Cours de philosophie positive. (3/6)
Chapter 3
Les phénomènes de la première sont, évidemment, d'une nature plus compliquée, que ceux de la seconde; et l'étude en est nécessairement subordonnée à la leur. Quoique les uns et les autres soient rigoureusement généraux, cependant l'ordre de généralité des faits chimiques doit être classé comme réellement inférieur à celui des faits physiques. En comparant ceux-ci aux faits astronomiques, j'ai démontré, dans le volume précédent, que leur généralité est moindre, parce que, propres à tous les corps, ils ne s'y manifestent point cependant dans toutes les circonstances, leur développement étant toujours soumis à certaines conditions. Or, le même principe est applicable ici, et à bien plus forte raison, car les effets chimiques exigent un concours de conditions variées beaucoup plus étendu. Avec de simples modifications, les propriétés physiques appartiennent, non-seulement à toutes les substances, mais aussi à tous les états d'agrégation, et même de combinaison, de chacune d'elles: chaque corps ne manifeste, au contraire, ses propriétés chimiques que dans un état plus ou moins déterminé, et souvent tellement restreint qu'il a fallu de longues séries d'essais laborieux pour parvenir à le réaliser. En un mot, la nature nous offre très fréquemment des effets physiques qui ne sont accompagnés d'aucun effet chimique, tandis que nul phénomène chimique ne saurait avoir lieu sans la coexistence de certains phénomènes physiques. Ainsi, les uns formant les divers modes spécifiques de l'activité propre à chaque substance, et les autres, au contraire, constituant l'existence fondamentale de toute matière, le sujet de la chimie se complique nécessairement toujours de celui de la physique, et ne saurait être rationnellement étudié sans la connaissance préalable de celui-ci. D'ailleurs, les agens chimiques les plus puissans sont, désormais, empruntés à la physique, qui, en outre, fournit constamment, par ses différens ordres de phénomènes, les premiers caractères distinctifs des diverses substances. Il serait inutile d'insister davantage aujourd'hui pour faire sentir qu'on ne saurait concevoir de chimie vraiment scientifique sans lui donner, préalablement, l'ensemble de la physique pour base générale.
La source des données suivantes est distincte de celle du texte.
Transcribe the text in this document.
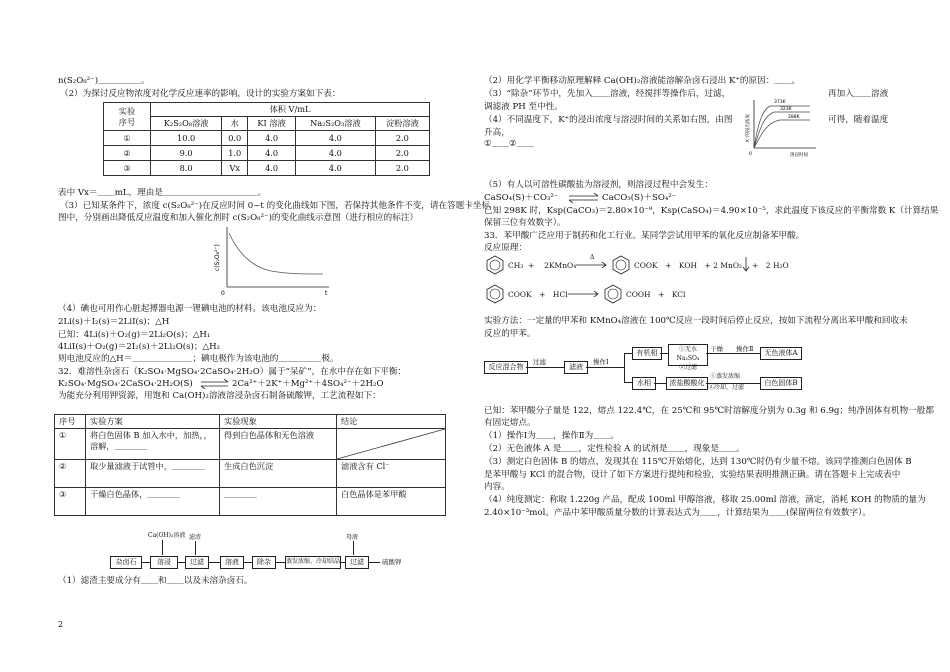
n(S₂O₈²⁻)＿＿＿＿＿。
（2）为探讨反应物浓度对化学反应速率的影响，设计的实验方案如下表：
实验
序号	体积 V/mL				
	K₂S₂O₈溶液	水	KI 溶液	Na₂S₂O₃溶液	淀粉溶液
①	10.0	0.0	4.0	4.0	2.0
②	9.0	1.0	4.0	4.0	2.0
③	8.0	Vx	4.0	4.0	2.0
表中 Vx＝＿＿mL，理由是＿＿＿＿＿＿＿＿＿＿＿。
（3）已知某条件下，浓度 c(S₂O₈²⁻)在反应时间 0~t 的变化曲线如下图，若保持其他条件不变，请在答题卡坐标
图中，分别画出降低反应温度和加入催化剂时 c(S₂O₈²⁻)的变化曲线示意图（进行相应的标注）
c(S₂O₈²⁻)
0	t
（4）碘也可用作心脏起搏器电源一锂碘电池的材料。该电池反应为：
2Li(s)＋I₂(s)＝2LiI(s)；△H
已知：4Li(s)＋O₂(g)＝2Li₂O(s)；△H₁
4LiI(s)＋O₂(g)＝2I₂(s)＋2Li₂O(s)；△H₂
则电池反应的△H＝＿＿＿＿＿＿＿；碘电极作为该电池的＿＿＿＿＿极。
32．难溶性杂卤石（K₂SO₄·MgSO₄·2CaSO₄·2H₂O）属于“呆矿”，在水中存在如下平衡：
K₂SO₄·MgSO₄·2CaSO₄·2H₂O(S) ⇌ 2Ca²⁺＋2K⁺＋Mg²⁺＋4SO₄²⁻＋2H₂O
为能充分利用钾资源，用饱和 Ca(OH)₂溶液溶浸杂卤石制备硫酸钾，工艺流程如下：
序号	实验方案	实验现象	结论
①	将白色固体 B 加入水中，加热，，溶解，＿＿＿＿	得到白色晶体和无色溶液	

②	取少量滤液于试管中，＿＿＿＿	生成白色沉淀	滤液含有 Cl⁻
③	干燥白色晶体，＿＿＿＿	＿＿＿＿	白色晶体是苯甲酸
Ca(OH)₂溶液 滤渣	母液
杂卤石	溶浸	过滤	溶液	除杂	蒸发浓缩、冷却结晶	过滤	硫酸钾
（1）滤渣主要成分有＿＿和＿＿以及未溶杂卤石。
2
（2）用化学平衡移动原理解释 Ca(OH)₂溶液能溶解杂卤石浸出 K⁺的原因：＿＿。
（3）“除杂”环节中，先加入＿＿溶液，经搅拌等操作后，过滤，	再加入＿＿溶液
调滤液 PH 至中性。
（4）不同温度下，K⁺的浸出浓度与溶浸时间的关系如右图，由图	可得，随着温度
升高，
①＿＿②＿＿
373K
323K
288K
K⁺的浸出浓度
0	溶浸时间
（5）有人以可溶性碳酸盐为溶浸剂，则溶浸过程中会发生：
CaSO₄(S)＋CO₃²⁻ ⇌ CaCO₃(S)＋SO₄²⁻
已知 298K 时，Ksp(CaCO₃)＝2.80×10⁻⁹，Ksp(CaSO₄)＝4.90×10⁻⁵，求此温度下该反应的平衡常数 K（计算结果
保留三位有效数字）。
33．苯甲酸广泛应用于制药和化工行业。某同学尝试用甲苯的氧化反应制备苯甲酸。
反应原理：
CH₃ +　 2KMnO₄
Δ
COOK　+　KOH　+ 2 MnO₂ +　2 H₂O
COOK　+　HCl →	COOH　+　KCl
实验方法：一定量的甲苯和 KMnO₄溶液在 100℃反应一段时间后停止反应，按如下流程分离出苯甲酸和回收未
反应的甲苯。
反应混合物
过滤
滤液
操作Ⅰ
有机相	①无水Na₂SO₄
②过滤
干燥 操作Ⅱ	无色液体A
水相	浓盐酸酸化
①蒸发浓缩
②冷却，过滤
白色固体B
已知：苯甲酸分子量是 122，熔点 122.4℃，在 25℃和 95℃时溶解度分别为 0.3g 和 6.9g；纯净固体有机物一般都
有固定熔点。
（1）操作Ⅰ为＿＿，操作Ⅱ为＿＿。
（2）无色液体 A 是＿＿，定性检验 A 的试剂是＿＿，现象是＿＿。
（3）测定白色固体 B 的熔点，发现其在 115℃开始熔化，达到 130℃时仍有少量不熔。该同学推测白色固体 B
是苯甲酸与 KCl 的混合物，设计了如下方案进行提纯和检验，实验结果表明推测正确。请在答题卡上完成表中
内容。
（4）纯度测定：称取 1.220g 产品，配成 100ml 甲醇溶液，移取 25.00ml 溶液，滴定，消耗 KOH 的物质的量为
2.40×10⁻³mol。产品中苯甲酸质量分数的计算表达式为＿＿，计算结果为＿＿(保留两位有效数字）。
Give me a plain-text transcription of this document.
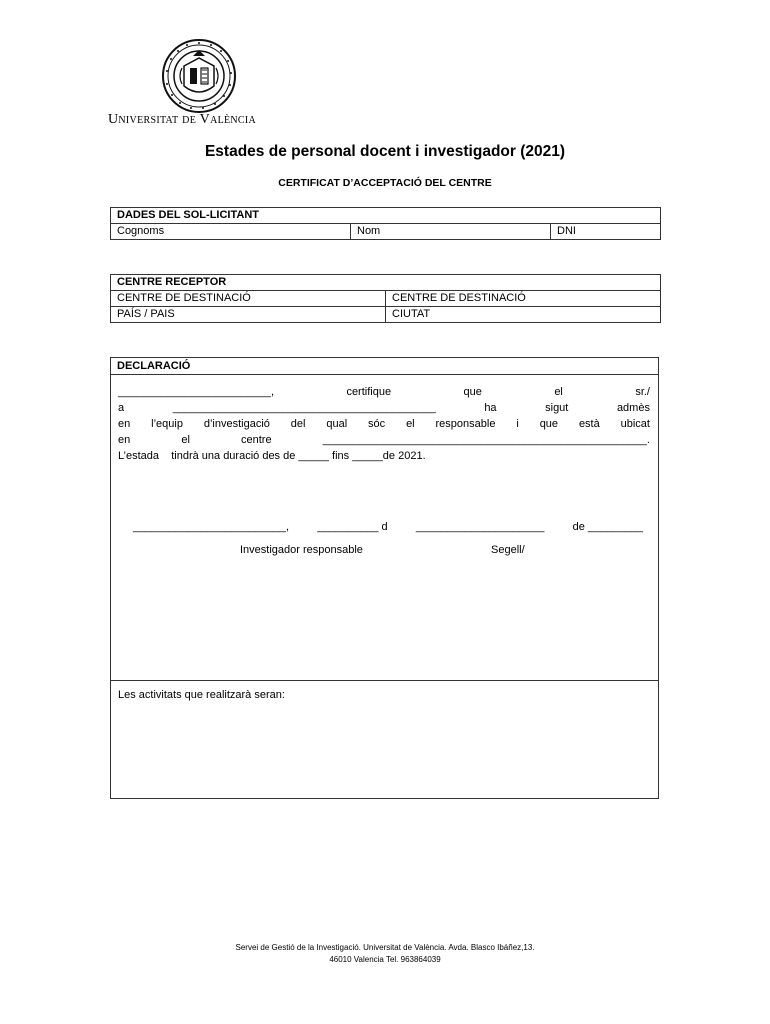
Universitat de València
Estades de personal docent i investigador (2021)
CERTIFICAT D’ACCEPTACIÓ DEL CENTRE
DADES DEL SOL-LICITANT
Cognoms	Nom	DNI
CENTRE RECEPTOR	
CENTRE DE DESTINACIÓ	CENTRE DE DESTINACIÓ
PAÍS / PAIS	CIUTAT
DECLARACIÓ
_________________________,	certifique	que	el	sr./
a	___________________________________________	ha	sigut	admès
en l’equip d’investigació del qual sóc el responsable i que està ubicat
en	el	centre	_____________________________________________________.
L’estada    tindrà una duració des de _____ fins _____de 2021.
_________________________,	__________ d	_____________________	de _________
Investigador responsable	Segell/
Les activitats que realitzarà seran:
Servei de Gestió de la Investigació. Universitat de València. Avda. Blasco Ibáñez,13.
46010 Valencia Tel. 963864039
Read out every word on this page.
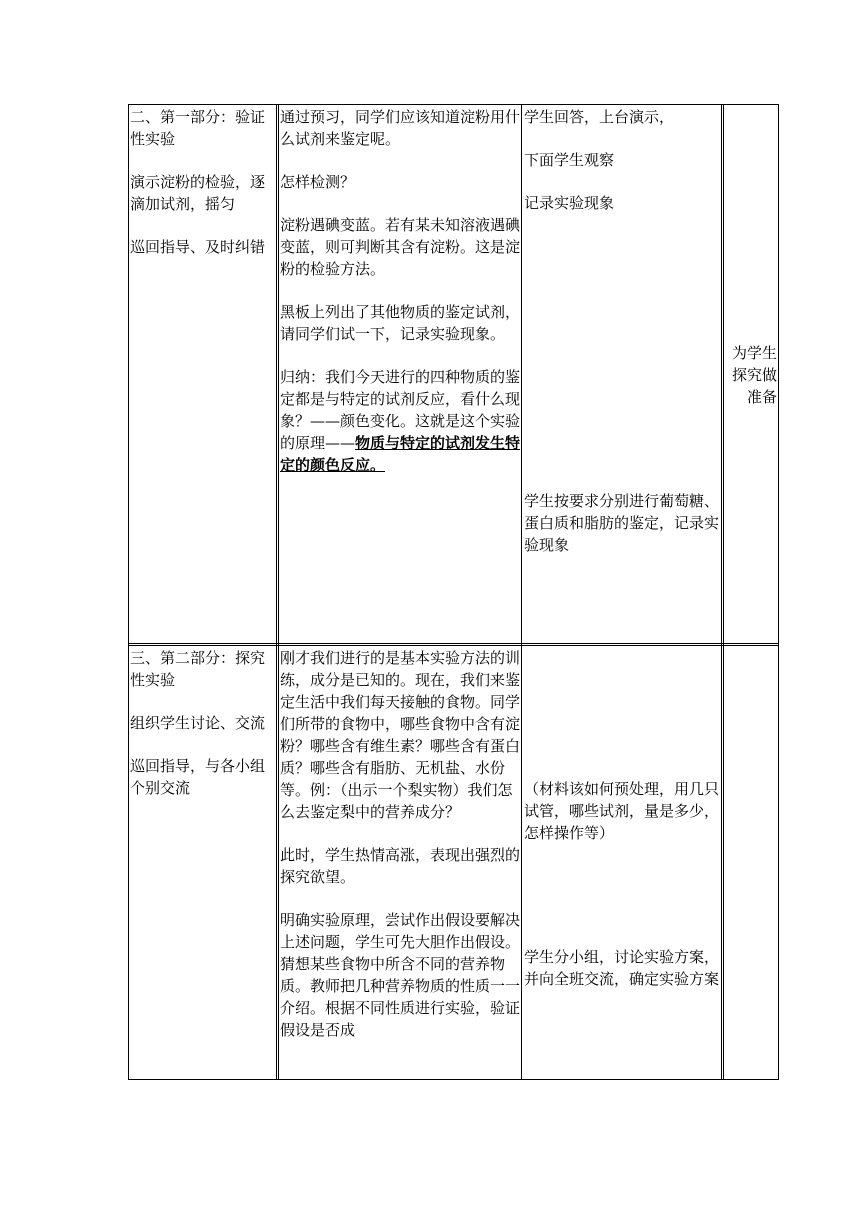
二、第一部分：验证性实验

演示淀粉的检验，逐滴加试剂，摇匀

巡回指导、及时纠错

通过预习，同学们应该知道淀粉用什么试剂来鉴定呢。

怎样检测？

淀粉遇碘变蓝。若有某未知溶液遇碘变蓝，则可判断其含有淀粉。这是淀粉的检验方法。

黑板上列出了其他物质的鉴定试剂，请同学们试一下，记录实验现象。

归纳：我们今天进行的四种物质的鉴定都是与特定的试剂反应，看什么现象？——颜色变化。这就是这个实验的原理——物质与特定的试剂发生特定的颜色反应。

学生回答，上台演示，

下面学生观察

记录实验现象

学生按要求分别进行葡萄糖、蛋白质和脂肪的鉴定，记录实验现象

为学生探究做准备

三、第二部分：探究性实验

组织学生讨论、交流

巡回指导，与各小组个别交流

刚才我们进行的是基本实验方法的训练，成分是已知的。现在，我们来鉴定生活中我们每天接触的食物。同学们所带的食物中，哪些食物中含有淀粉？哪些含有维生素？哪些含有蛋白质？哪些含有脂肪、无机盐、水份等。例：（出示一个梨实物）我们怎么去鉴定梨中的营养成分？

此时，学生热情高涨，表现出强烈的探究欲望。

明确实验原理，尝试作出假设要解决上述问题，学生可先大胆作出假设。猜想某些食物中所含不同的营养物质。教师把几种营养物质的性质一一介绍。根据不同性质进行实验，验证假设是否成

（材料该如何预处理，用几只试管，哪些试剂，量是多少，怎样操作等）

学生分小组，讨论实验方案，并向全班交流，确定实验方案
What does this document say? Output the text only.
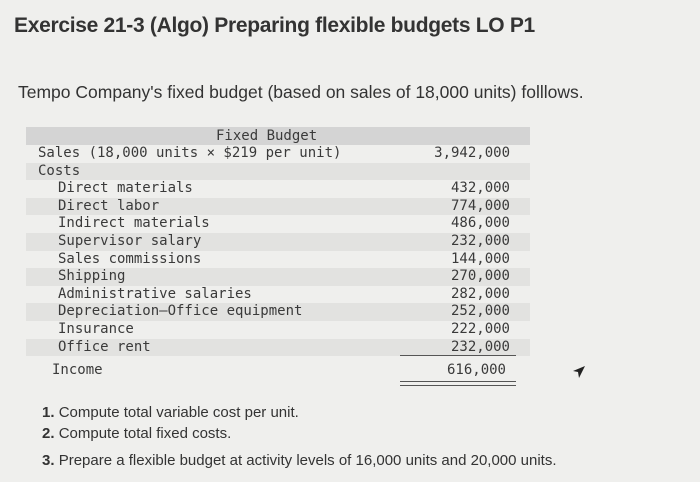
Exercise 21-3 (Algo) Preparing flexible budgets LO P1
Tempo Company's fixed budget (based on sales of 18,000 units) folllows.
Fixed Budget
Sales (18,000 units × $219 per unit)	3,942,000
Costs
Direct materials	432,000
Direct labor	774,000
Indirect materials	486,000
Supervisor salary	232,000
Sales commissions	144,000
Shipping	270,000
Administrative salaries	282,000
Depreciation—Office equipment	252,000
Insurance	222,000
Office rent	232,000
Income	616,000
1. Compute total variable cost per unit.
2. Compute total fixed costs.
3. Prepare a flexible budget at activity levels of 16,000 units and 20,000 units.
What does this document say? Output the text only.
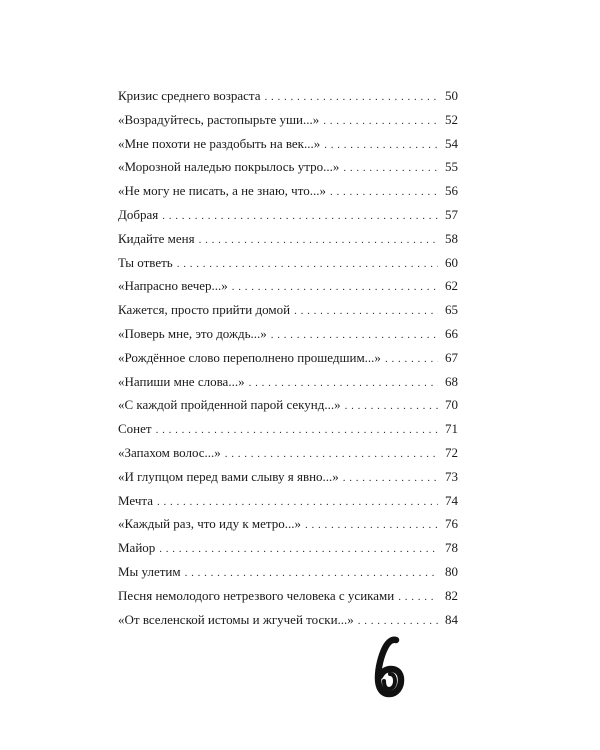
Кризис среднего возраста . . .	50
«Возрадуйтесь, растопырьте уши...» . . .	52
«Мне похоти не раздобыть на век...» . . .	54
«Морозной наледью покрылось утро...» . . .	55
«Не могу не писать, а не знаю, что...» . . .	56
Добрая . . .	57
Кидайте меня . . .	58
Ты ответь . . .	60
«Напрасно вечер...» . . .	62
Кажется, просто прийти домой . . .	65
«Поверь мне, это дождь...» . . .	66
«Рождённое слово переполнено прошедшим...» . . .	67
«Напиши мне слова...» . . .	68
«С каждой пройденной парой секунд...» . . .	70
Сонет . . .	71
«Запахом волос...» . . .	72
«И глупцом перед вами слыву я явно...» . . .	73
Мечта . . .	74
«Каждый раз, что иду к метро...» . . .	76
Майор . . .	78
Мы улетим . . .	80
Песня немолодого нетрезвого человека с усиками . . .	82
«От вселенской истомы и жгучей тоски...» . . .	84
Sous ce premier rapport, qui est décisif, la position encyclopédique de la chimie se trouve donc déterminée, à l'abri de toute incertitude.
De cette relation immédiate, résulte, évidemment, une subordination indirecte, mais nécessaire, de la chimie envers l'ensemble de l'astronomie, et même de la science mathématique, comme fondemens indispensables de toute physique sérieuse. Quant à des liaisons directes, il faut convenir que, sous le rapport de la doctrine, elles sont peu étendues et d'une médiocre importance.
Toute tentative de faire rentrer les questions chimiques dans le domaine des doctrines mathématiques, doit être réputée jusqu'ici, et sans doute à jamais, profondément irrationnelle, comme étant antipathique à la nature des phénomènes: elle ne pourrait découler que d'hypothèses vagues et radicalement arbitraires sur la constitution intime des corps, ainsi que j'ai eu occasion de l'indiquer dans les prolégomènes de cet ouvrage. J'ai fait ressortir, dans le volume précédent, le tort général fait jusqu'ici à la physique par l'abus de l'analyse mathématique. Mais là, il ne s'agissait que de l'usage irréfléchi d'un instrument, qui, judicieusement dirigé, est susceptible, pour un tel ordre de recherches, d'une admirable efficacité. Ici, au contraire, on ne doit pas craindre de garantir que si, par une aberration heureusement presque impossible, l'emploi de l'analyse mathématique acquérait jamais, en chimie, une semblable prépondérance, il déterminerait inévitablement, et sans aucune compensation, dans l'économie entière de cette science, une immense et rapide rétrogradation, en substituant l'empire des conceptions vagues à celui des notions positives, et un facile verbiage algébrique à une laborieuse exploration des faits.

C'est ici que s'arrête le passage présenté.